Keith Lowe’s horrifying book is a survey of the physical and moral breakdown of Europe in the closing months of the second world war and its immediate aftermath. It is a complex story and he tells it, on the whole, very well. Though the first world war took the lives of more uniformed young men, in the useless slaughter of the Flanders trenches, many more people, chiefly civilians, died in 1939-45. Soviet casualties were the greatest: 23 million killed, of whom two million came from Belarus and seven million from Ukraine. Next came the Poles, with losses of 6,028,000, the largest percentage of the population in any country. The Germans also lost six million, and the Yugoslavs over a million.
The slaughter did not end with the war in May 1945 but, especially in Eastern Europe, continued for many months afterwards, and in some areas — Greece, for instance — for years. In Yugoslavia it broke out again a generation later, when Tito’s state was dismembered.
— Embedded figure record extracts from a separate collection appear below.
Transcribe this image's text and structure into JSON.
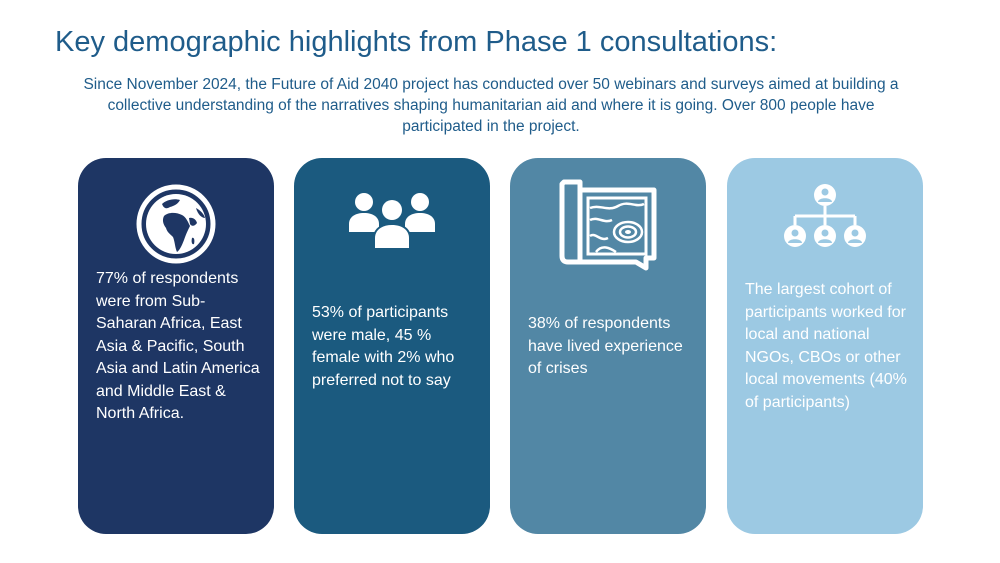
{
  "slide": {
    "title": "Key demographic highlights from Phase 1 consultations:",
    "intro": "Since November 2024, the Future of Aid 2040 project has conducted over 50 webinars and surveys aimed at building a collective understanding of the narratives shaping humanitarian aid and where it is going. Over 800 people have participated in the project."
  },
  "cards": [
    {
      "icon": "globe-icon",
      "color": "#1e3664",
      "text": "77% of respondents were from Sub-Saharan Africa, East Asia & Pacific, South Asia and Latin America and Middle East & North Africa."
    },
    {
      "icon": "people-group-icon",
      "color": "#1b5a7f",
      "text": "53% of participants were male, 45 % female with 2% who preferred not to say"
    },
    {
      "icon": "map-scroll-icon",
      "color": "#5287a5",
      "text": "38% of respondents have lived experience of crises"
    },
    {
      "icon": "org-chart-icon",
      "color": "#9cc9e3",
      "text": "The largest cohort of participants worked for local and national NGOs, CBOs or other local movements (40% of participants)"
    }
  ]
}
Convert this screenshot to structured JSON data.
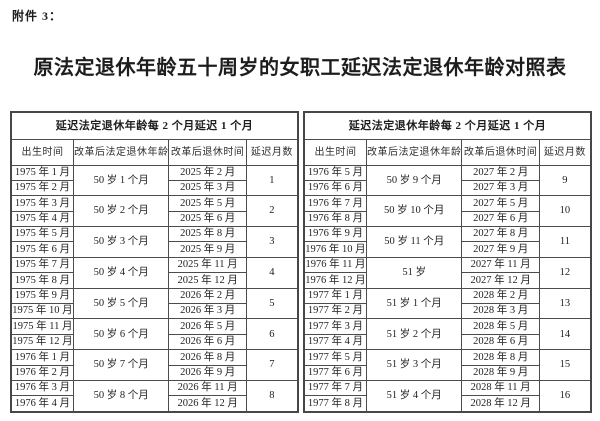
{
  "attachment_label": "附件 3：",
  "title": "原法定退休年龄五十周岁的女职工延迟法定退休年龄对照表",
  "table": {
    "span_header": "延迟法定退休年龄每 2 个月延迟 1 个月",
    "columns": [
      "出生时间",
      "改革后法定退休年龄",
      "改革后退休时间",
      "延迟月数"
    ],
    "left_groups": [
      {
        "births": [
          "1975 年 1 月",
          "1975 年 2 月"
        ],
        "age": "50 岁 1 个月",
        "retire": [
          "2025 年 2 月",
          "2025 年 3 月"
        ],
        "delay": "1"
      },
      {
        "births": [
          "1975 年 3 月",
          "1975 年 4 月"
        ],
        "age": "50 岁 2 个月",
        "retire": [
          "2025 年 5 月",
          "2025 年 6 月"
        ],
        "delay": "2"
      },
      {
        "births": [
          "1975 年 5 月",
          "1975 年 6 月"
        ],
        "age": "50 岁 3 个月",
        "retire": [
          "2025 年 8 月",
          "2025 年 9 月"
        ],
        "delay": "3"
      },
      {
        "births": [
          "1975 年 7 月",
          "1975 年 8 月"
        ],
        "age": "50 岁 4 个月",
        "retire": [
          "2025 年 11 月",
          "2025 年 12 月"
        ],
        "delay": "4"
      },
      {
        "births": [
          "1975 年 9 月",
          "1975 年 10 月"
        ],
        "age": "50 岁 5 个月",
        "retire": [
          "2026 年 2 月",
          "2026 年 3 月"
        ],
        "delay": "5"
      },
      {
        "births": [
          "1975 年 11 月",
          "1975 年 12 月"
        ],
        "age": "50 岁 6 个月",
        "retire": [
          "2026 年 5 月",
          "2026 年 6 月"
        ],
        "delay": "6"
      },
      {
        "births": [
          "1976 年 1 月",
          "1976 年 2 月"
        ],
        "age": "50 岁 7 个月",
        "retire": [
          "2026 年 8 月",
          "2026 年 9 月"
        ],
        "delay": "7"
      },
      {
        "births": [
          "1976 年 3 月",
          "1976 年 4 月"
        ],
        "age": "50 岁 8 个月",
        "retire": [
          "2026 年 11 月",
          "2026 年 12 月"
        ],
        "delay": "8"
      }
    ],
    "right_groups": [
      {
        "births": [
          "1976 年 5 月",
          "1976 年 6 月"
        ],
        "age": "50 岁 9 个月",
        "retire": [
          "2027 年 2 月",
          "2027 年 3 月"
        ],
        "delay": "9"
      },
      {
        "births": [
          "1976 年 7 月",
          "1976 年 8 月"
        ],
        "age": "50 岁 10 个月",
        "retire": [
          "2027 年 5 月",
          "2027 年 6 月"
        ],
        "delay": "10"
      },
      {
        "births": [
          "1976 年 9 月",
          "1976 年 10 月"
        ],
        "age": "50 岁 11 个月",
        "retire": [
          "2027 年 8 月",
          "2027 年 9 月"
        ],
        "delay": "11"
      },
      {
        "births": [
          "1976 年 11 月",
          "1976 年 12 月"
        ],
        "age": "51 岁",
        "retire": [
          "2027 年 11 月",
          "2027 年 12 月"
        ],
        "delay": "12"
      },
      {
        "births": [
          "1977 年 1 月",
          "1977 年 2 月"
        ],
        "age": "51 岁 1 个月",
        "retire": [
          "2028 年 2 月",
          "2028 年 3 月"
        ],
        "delay": "13"
      },
      {
        "births": [
          "1977 年 3 月",
          "1977 年 4 月"
        ],
        "age": "51 岁 2 个月",
        "retire": [
          "2028 年 5 月",
          "2028 年 6 月"
        ],
        "delay": "14"
      },
      {
        "births": [
          "1977 年 5 月",
          "1977 年 6 月"
        ],
        "age": "51 岁 3 个月",
        "retire": [
          "2028 年 8 月",
          "2028 年 9 月"
        ],
        "delay": "15"
      },
      {
        "births": [
          "1977 年 7 月",
          "1977 年 8 月"
        ],
        "age": "51 岁 4 个月",
        "retire": [
          "2028 年 11 月",
          "2028 年 12 月"
        ],
        "delay": "16"
      }
    ]
  }
}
Serbian ethnic cleansing and the transformation of Greece into a kleptocracy both had their origins in the war. In the rough-and-ready settlement of 1945, huge portions of Poland were transferred to Russia, the Poles being compensated by chunks of Germany, including the whole of eastern Prussia. These changes involved the largest population transfers in history, of over 20 million people.
Lowe surveys this continental catastrophe country by country and topic by topic: destruction of buildings, loss of life and fortune, rape, revenge killings and theft, for instance. More women were raped in 1944-5 than at any other period in history, and it is likely that more people died of starvation (250,000 in Greece alone). Bombing produced some large-scale atrocities: 60,000 died in one Hamburg firestorm, and the Allied destruction of German cities exceeded by a factor of 16 anything the Luftwaffe inflicted on Britain.